The only result of this gubernatorial bravado could be to lose a $1.6 billion taconite mill on the Iron Range and a lot of good jobs. Essar Global is a major multinational with more than 3,000 U.S. employees, Algoma Steel of Sault Ste. Marie, Ont, etc. They do have projects in Iran, as do companies from Sweden, Austria, Germany, Italy, China, Russia, and South Africa. Is our governor going to block any programs with companies from those countries?
Karim Wahid, Iraq's Electricity Minister, has announced that Iran will build two electric power plants for Iraq, one in Sadr city, and the other between Karbala and Najaf (New York Times, 10/17). There was no mention of these plans being submitted to Gov. Pawlenty for his approval.

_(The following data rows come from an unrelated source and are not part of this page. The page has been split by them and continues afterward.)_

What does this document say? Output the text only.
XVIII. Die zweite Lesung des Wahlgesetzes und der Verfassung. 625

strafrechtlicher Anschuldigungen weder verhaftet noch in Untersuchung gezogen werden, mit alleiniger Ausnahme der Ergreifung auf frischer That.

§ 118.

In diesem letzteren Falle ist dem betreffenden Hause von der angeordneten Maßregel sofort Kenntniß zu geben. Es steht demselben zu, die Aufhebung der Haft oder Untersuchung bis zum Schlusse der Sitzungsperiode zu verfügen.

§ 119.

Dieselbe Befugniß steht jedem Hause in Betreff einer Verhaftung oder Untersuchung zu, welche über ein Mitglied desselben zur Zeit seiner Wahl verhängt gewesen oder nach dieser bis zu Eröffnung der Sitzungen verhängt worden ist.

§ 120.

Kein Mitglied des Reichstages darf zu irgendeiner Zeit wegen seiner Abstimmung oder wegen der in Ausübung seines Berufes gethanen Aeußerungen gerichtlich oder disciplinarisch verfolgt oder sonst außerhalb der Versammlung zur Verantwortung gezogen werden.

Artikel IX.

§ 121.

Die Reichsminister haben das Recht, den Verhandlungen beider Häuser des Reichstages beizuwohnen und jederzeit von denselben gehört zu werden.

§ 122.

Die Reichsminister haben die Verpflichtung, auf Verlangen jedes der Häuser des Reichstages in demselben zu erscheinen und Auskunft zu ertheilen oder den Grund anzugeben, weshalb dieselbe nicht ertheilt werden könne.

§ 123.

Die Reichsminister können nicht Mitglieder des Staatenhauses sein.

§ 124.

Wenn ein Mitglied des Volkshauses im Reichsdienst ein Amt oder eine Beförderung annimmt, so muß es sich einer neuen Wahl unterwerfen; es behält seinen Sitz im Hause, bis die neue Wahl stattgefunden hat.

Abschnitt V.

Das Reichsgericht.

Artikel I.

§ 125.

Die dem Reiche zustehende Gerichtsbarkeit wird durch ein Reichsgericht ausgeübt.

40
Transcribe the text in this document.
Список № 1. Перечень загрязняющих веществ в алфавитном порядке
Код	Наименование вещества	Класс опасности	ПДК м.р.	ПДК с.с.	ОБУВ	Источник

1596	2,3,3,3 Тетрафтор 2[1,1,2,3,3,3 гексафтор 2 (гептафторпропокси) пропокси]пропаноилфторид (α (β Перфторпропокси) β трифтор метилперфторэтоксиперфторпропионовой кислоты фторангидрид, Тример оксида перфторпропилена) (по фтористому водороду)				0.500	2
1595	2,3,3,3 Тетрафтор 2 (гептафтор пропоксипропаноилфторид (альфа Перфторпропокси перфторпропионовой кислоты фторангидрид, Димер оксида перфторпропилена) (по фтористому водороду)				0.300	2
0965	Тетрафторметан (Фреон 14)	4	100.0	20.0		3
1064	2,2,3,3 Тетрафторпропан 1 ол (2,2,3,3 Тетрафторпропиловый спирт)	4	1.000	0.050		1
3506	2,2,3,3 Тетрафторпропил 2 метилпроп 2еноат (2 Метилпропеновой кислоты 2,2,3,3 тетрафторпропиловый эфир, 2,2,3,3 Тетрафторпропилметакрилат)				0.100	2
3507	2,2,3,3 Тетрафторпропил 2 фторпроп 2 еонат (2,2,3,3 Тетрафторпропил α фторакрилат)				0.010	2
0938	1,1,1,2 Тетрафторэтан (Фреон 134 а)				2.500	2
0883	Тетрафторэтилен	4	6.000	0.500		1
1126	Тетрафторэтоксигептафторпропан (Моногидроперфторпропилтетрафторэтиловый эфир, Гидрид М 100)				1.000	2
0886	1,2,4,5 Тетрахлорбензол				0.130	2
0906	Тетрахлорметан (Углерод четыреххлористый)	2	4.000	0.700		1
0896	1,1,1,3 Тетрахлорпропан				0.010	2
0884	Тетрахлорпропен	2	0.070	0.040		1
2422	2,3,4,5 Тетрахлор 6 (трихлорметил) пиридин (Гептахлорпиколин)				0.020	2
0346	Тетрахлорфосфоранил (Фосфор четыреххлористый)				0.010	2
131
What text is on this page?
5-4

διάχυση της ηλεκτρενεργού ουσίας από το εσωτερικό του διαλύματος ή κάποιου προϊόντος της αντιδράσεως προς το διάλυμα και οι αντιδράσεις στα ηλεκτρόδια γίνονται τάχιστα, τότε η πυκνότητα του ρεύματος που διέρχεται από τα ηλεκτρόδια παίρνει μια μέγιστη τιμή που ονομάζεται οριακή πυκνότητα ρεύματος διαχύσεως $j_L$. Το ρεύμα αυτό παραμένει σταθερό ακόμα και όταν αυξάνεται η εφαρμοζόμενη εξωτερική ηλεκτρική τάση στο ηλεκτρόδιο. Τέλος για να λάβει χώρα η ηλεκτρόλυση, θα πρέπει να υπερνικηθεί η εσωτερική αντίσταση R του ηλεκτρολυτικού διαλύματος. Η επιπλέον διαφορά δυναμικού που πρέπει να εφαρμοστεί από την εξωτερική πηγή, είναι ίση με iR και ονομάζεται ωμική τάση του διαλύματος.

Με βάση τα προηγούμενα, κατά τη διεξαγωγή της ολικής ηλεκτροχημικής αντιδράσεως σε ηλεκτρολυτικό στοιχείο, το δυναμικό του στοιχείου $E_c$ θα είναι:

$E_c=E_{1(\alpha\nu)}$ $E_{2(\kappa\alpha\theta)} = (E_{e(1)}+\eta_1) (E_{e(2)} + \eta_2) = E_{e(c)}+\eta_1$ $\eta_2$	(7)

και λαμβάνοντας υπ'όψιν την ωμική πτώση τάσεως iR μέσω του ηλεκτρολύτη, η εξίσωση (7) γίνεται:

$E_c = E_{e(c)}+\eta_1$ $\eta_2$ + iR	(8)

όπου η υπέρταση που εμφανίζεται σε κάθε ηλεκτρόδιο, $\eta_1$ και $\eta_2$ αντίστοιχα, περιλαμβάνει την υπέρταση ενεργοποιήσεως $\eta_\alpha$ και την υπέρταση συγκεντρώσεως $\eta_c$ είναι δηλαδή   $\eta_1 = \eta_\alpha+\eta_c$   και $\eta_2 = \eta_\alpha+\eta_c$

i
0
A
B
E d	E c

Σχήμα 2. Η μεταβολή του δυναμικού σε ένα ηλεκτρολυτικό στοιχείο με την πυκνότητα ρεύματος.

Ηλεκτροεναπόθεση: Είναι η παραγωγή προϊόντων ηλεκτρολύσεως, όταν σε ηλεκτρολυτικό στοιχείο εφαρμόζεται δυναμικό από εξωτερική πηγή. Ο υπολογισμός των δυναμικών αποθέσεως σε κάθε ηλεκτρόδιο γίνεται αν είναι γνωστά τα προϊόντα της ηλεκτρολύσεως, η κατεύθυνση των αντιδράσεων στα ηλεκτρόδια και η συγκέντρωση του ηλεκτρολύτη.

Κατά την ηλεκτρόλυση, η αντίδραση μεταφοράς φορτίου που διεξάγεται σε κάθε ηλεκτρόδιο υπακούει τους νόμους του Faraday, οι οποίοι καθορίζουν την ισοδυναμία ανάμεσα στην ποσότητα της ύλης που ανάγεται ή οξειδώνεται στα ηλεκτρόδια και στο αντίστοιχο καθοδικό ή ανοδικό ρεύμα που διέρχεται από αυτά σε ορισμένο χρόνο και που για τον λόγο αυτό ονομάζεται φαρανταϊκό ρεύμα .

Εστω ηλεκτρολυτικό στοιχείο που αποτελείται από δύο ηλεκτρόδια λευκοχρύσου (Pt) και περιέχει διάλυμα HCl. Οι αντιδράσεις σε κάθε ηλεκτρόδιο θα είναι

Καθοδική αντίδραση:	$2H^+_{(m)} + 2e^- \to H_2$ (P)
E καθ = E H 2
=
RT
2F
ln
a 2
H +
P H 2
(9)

As a signer of the Nuclear Non-proliferation Treaty, Iran has the right to nuclear power for peaceful purposes. Iran is also obligated to conclude an inspection agreement with the International Atomic Energy Agency to verify its peaceful intent, a matter for our state Department. "Iran is ready to discuss all the outstanding issues which triggered the crisis in confidence," Mohamed ElBaradei, IAEA director general, said recently in an interview (London Guardian, 9/19).
Our governor has plenty to do here on the Iron Range.